The current health crisis is compelling many non-profits to rethink how they do business. Many must consider how to best serve their stakeholders with new and perhaps untested, means. Among questions that many non-profits must now ask themselves: How do we continue to reach program participants and service recipients? How do we change/adjust our programing so that it reaches existing and new service recipients? How do we maximize our value while ensuring the safety of staff and clients? Are there new, unanticipated opportunities to serve program participants?

New conditions require new strategies. While the majority of non-profits’ attention will necessarily be focused on serving the needs of those they seek to assist, non-profit leaders will benefit from paying attention to which strategies work, and which adaptations work better than others.

In order to investigate the effectiveness of new programmatic responses, non-profits will benefit from conducting evaluation research that gathers data about the effects and the effectiveness of new (and continuing) interventions. Formative evaluation is one such means for discovering what works under new conditions.

The goal of formative evaluations is to gather information that can help program designers, managers, and implementers address challenges to the program’s effectiveness.
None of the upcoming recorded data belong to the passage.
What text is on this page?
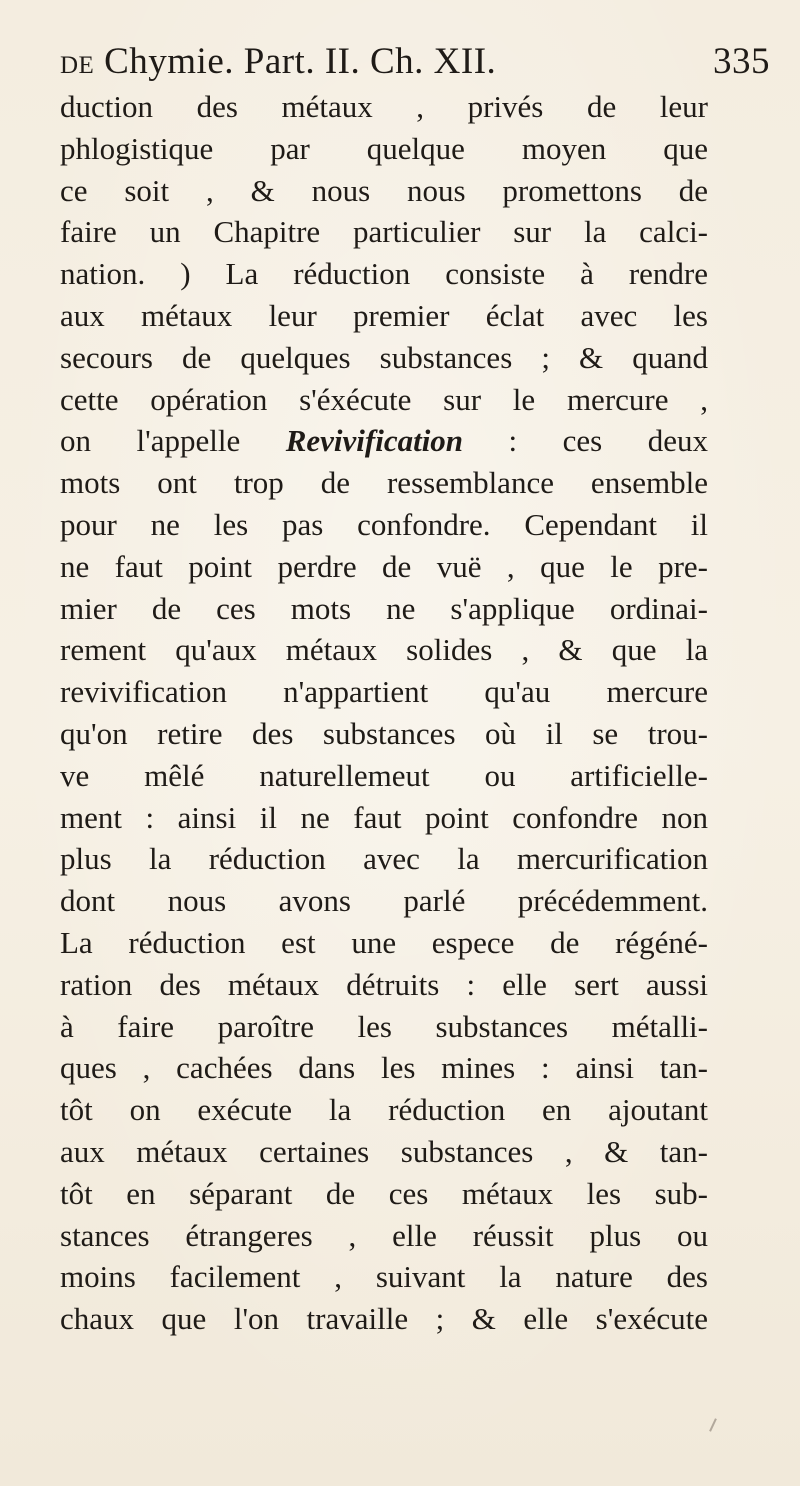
DE Chymie. Part. II. Ch. XII.	335
duction des métaux , privés de leur
phlogistique par quelque moyen que
ce soit , & nous nous promettons de
faire un Chapitre particulier sur la calci-
nation. ) La réduction consiste à rendre
aux métaux leur premier éclat avec les
secours de quelques substances ; & quand
cette opération s'éxécute sur le mercure ,
on l'appelle Revivification : ces deux
mots ont trop de ressemblance ensemble
pour ne les pas confondre. Cependant il
ne faut point perdre de vuë , que le pre-
mier de ces mots ne s'applique ordinai-
rement qu'aux métaux solides , & que la
revivification n'appartient qu'au mercure
qu'on retire des substances où il se trou-
ve mêlé naturellemeut ou artificielle-
ment : ainsi il ne faut point confondre non
plus la réduction avec la mercurification
dont nous avons parlé précédemment.
La réduction est une espece de régéné-
ration des métaux détruits : elle sert aussi
à faire paroître les substances métalli-
ques , cachées dans les mines : ainsi tan-
tôt on exécute la réduction en ajoutant
aux métaux certaines substances , & tan-
tôt en séparant de ces métaux les sub-
stances étrangeres , elle réussit plus ou
moins facilement , suivant la nature des
chaux que l'on travaille ; & elle s'exécute
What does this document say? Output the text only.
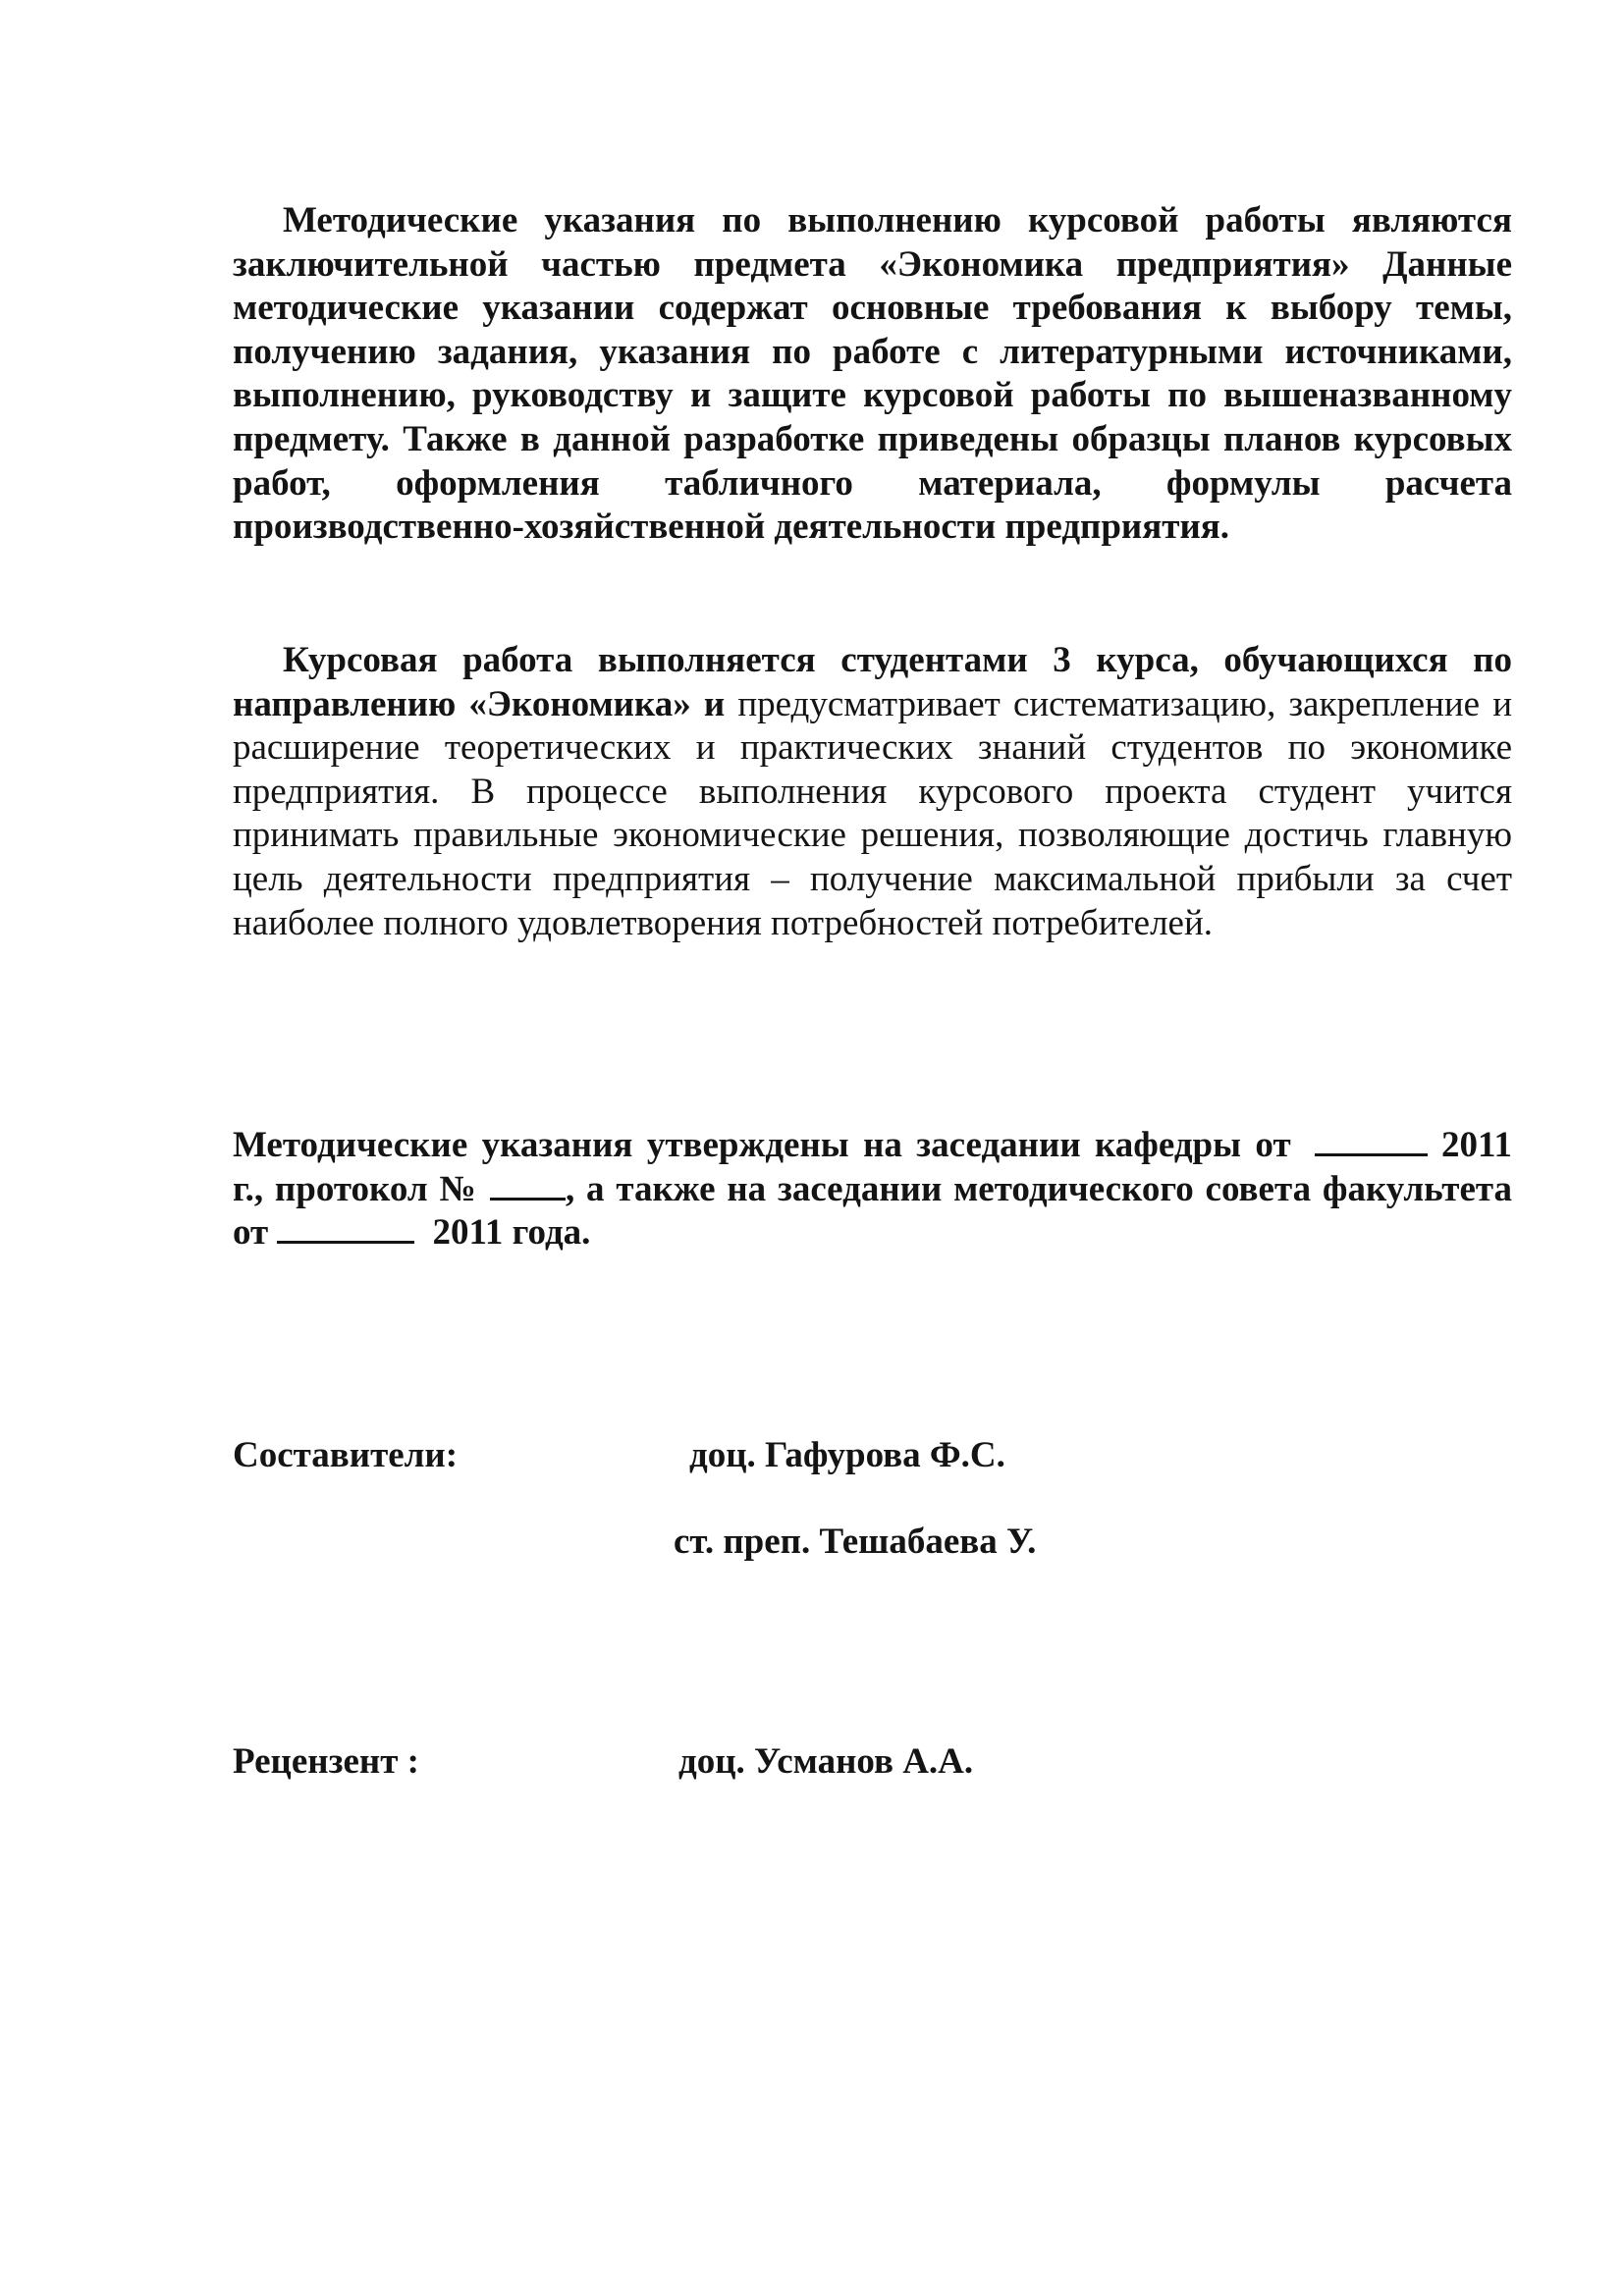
Методические указания по выполнению курсовой работы являются заключительной частью предмета «Экономика предприятия» Данные методические указании содержат основные требования к выбору темы, получению задания, указания по работе с литературными источниками, выполнению, руководству и защите курсовой работы по вышеназванному предмету. Также в данной разработке приведены образцы планов курсовых работ, оформления табличного материала, формулы расчета производственно-хозяйственной деятельности предприятия.

Курсовая работа выполняется студентами 3 курса, обучающихся по направлению «Экономика» и предусматривает систематизацию, закрепление и расширение теоретических и практических знаний студентов по экономике предприятия. В процессе выполнения курсового проекта студент учится принимать правильные экономические решения, позволяющие достичь главную цель деятельности предприятия – получение максимальной прибыли за счет наиболее полного удовлетворения потребностей потребителей.

Методические указания утверждены на заседании кафедры от	2011 г., протокол № , а также на заседании методического совета факультета от	2011 года.

Составители:	доц. Гафурова Ф.С.
ст. преп. Тешабаева У.
Рецензент :	доц. Усманов А.А.
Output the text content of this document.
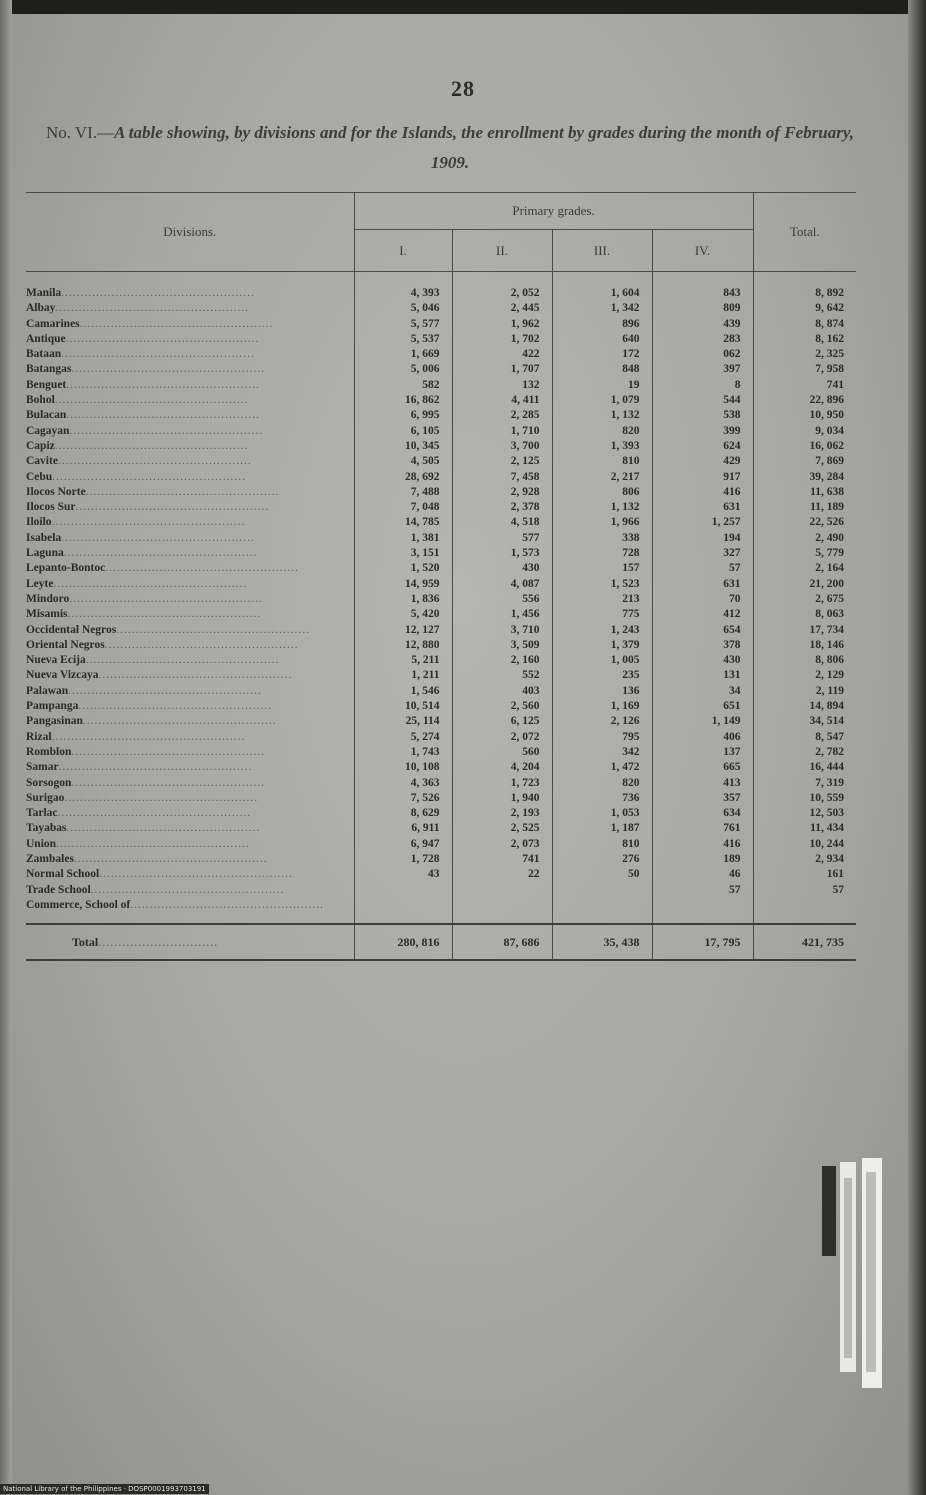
28
No. VI.—A table showing, by divisions and for the Islands, the enrollment by grades during the month of February, 1909.
Divisions.	Primary grades.				Total.
	I.	II.	III.	IV.	

Manila..................................................	4, 393	2, 052	1, 604	843	8, 892
Albay..................................................	5, 046	2, 445	1, 342	809	9, 642
Camarines..................................................	5, 577	1, 962	896	439	8, 874
Antique..................................................	5, 537	1, 702	640	283	8, 162
Bataan..................................................	1, 669	422	172	062	2, 325
Batangas..................................................	5, 006	1, 707	848	397	7, 958
Benguet..................................................	582	132	19	8	741
Bohol..................................................	16, 862	4, 411	1, 079	544	22, 896
Bulacan..................................................	6, 995	2, 285	1, 132	538	10, 950
Cagayan..................................................	6, 105	1, 710	820	399	9, 034
Capiz..................................................	10, 345	3, 700	1, 393	624	16, 062
Cavite..................................................	4, 505	2, 125	810	429	7, 869
Cebu..................................................	28, 692	7, 458	2, 217	917	39, 284
Ilocos Norte..................................................	7, 488	2, 928	806	416	11, 638
Ilocos Sur..................................................	7, 048	2, 378	1, 132	631	11, 189
Iloilo..................................................	14, 785	4, 518	1, 966	1, 257	22, 526
Isabela..................................................	1, 381	577	338	194	2, 490
Laguna..................................................	3, 151	1, 573	728	327	5, 779
Lepanto-Bontoc..................................................	1, 520	430	157	57	2, 164
Leyte..................................................	14, 959	4, 087	1, 523	631	21, 200
Mindoro..................................................	1, 836	556	213	70	2, 675
Misamis..................................................	5, 420	1, 456	775	412	8, 063
Occidental Negros..................................................	12, 127	3, 710	1, 243	654	17, 734
Oriental Negros..................................................	12, 880	3, 509	1, 379	378	18, 146
Nueva Ecija..................................................	5, 211	2, 160	1, 005	430	8, 806
Nueva Vizcaya..................................................	1, 211	552	235	131	2, 129
Palawan..................................................	1, 546	403	136	34	2, 119
Pampanga..................................................	10, 514	2, 560	1, 169	651	14, 894
Pangasinan..................................................	25, 114	6, 125	2, 126	1, 149	34, 514
Rizal..................................................	5, 274	2, 072	795	406	8, 547
Romblon..................................................	1, 743	560	342	137	2, 782
Samar..................................................	10, 108	4, 204	1, 472	665	16, 444
Sorsogon..................................................	4, 363	1, 723	820	413	7, 319
Surigao..................................................	7, 526	1, 940	736	357	10, 559
Tarlac..................................................	8, 629	2, 193	1, 053	634	12, 503
Tayabas..................................................	6, 911	2, 525	1, 187	761	11, 434
Union..................................................	6, 947	2, 073	810	416	10, 244
Zambales..................................................	1, 728	741	276	189	2, 934
Normal School..................................................	43	22	50	46	161
Trade School..................................................				57	57
Commerce, School of..................................................					

Total..............................	280, 816	87, 686	35, 438	17, 795	421, 735
National Library of the Philippines · DOSP0001993703191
In its paper “Different Types of Evaluation” the CDC notes that formative evaluations are implemented “During the development of a new program (or) when an existing program is being modified or is being used in a new setting or with a new population.” Formative evaluation allows for modifications to be made to the plan before full implementation begins, and helps to maximize the likelihood that the program will succeed.” “Formative evaluations stress engagement with stakeholders when the intervention is being developed and as it is being implemented, to identify when it is not being delivered as planned or not having the intended effects, and to modify the intervention accordingly.” See “Formative Evaluation: Fostering Real-Time Adaptations and Refinements to Improve the Effectiveness of Patient-Centered Medical Home Interventions”.

While there are many potential formative evaluation questions, the core of these consists of gathering information that answers:

  • Which features of a program or initiative are working and which aren’t working so well?
  • Are there identifiable obstacles, or design features, that “get in the way” of the program working well?
  • Which components of the program do program participants say could be strengthened?
  • Which elements of the program do participants find most beneficial, and which least beneficial?

Typically, formative evaluations are used to provide feedback in a timely way, so that the functioning of the program can be modified or adjusted, and the goals of the program better achieved. Brad Rose Consulting has conducted dozens of formative evaluations, each of which has helped program managers to understand ways that their program or initiative can be refined, and program participants better served. For the foreseeable future, non-profits are likely to be called upon to offer ever greater levels of services. Program evaluation can help non-profits to maximize their effectiveness in ever more challenging times.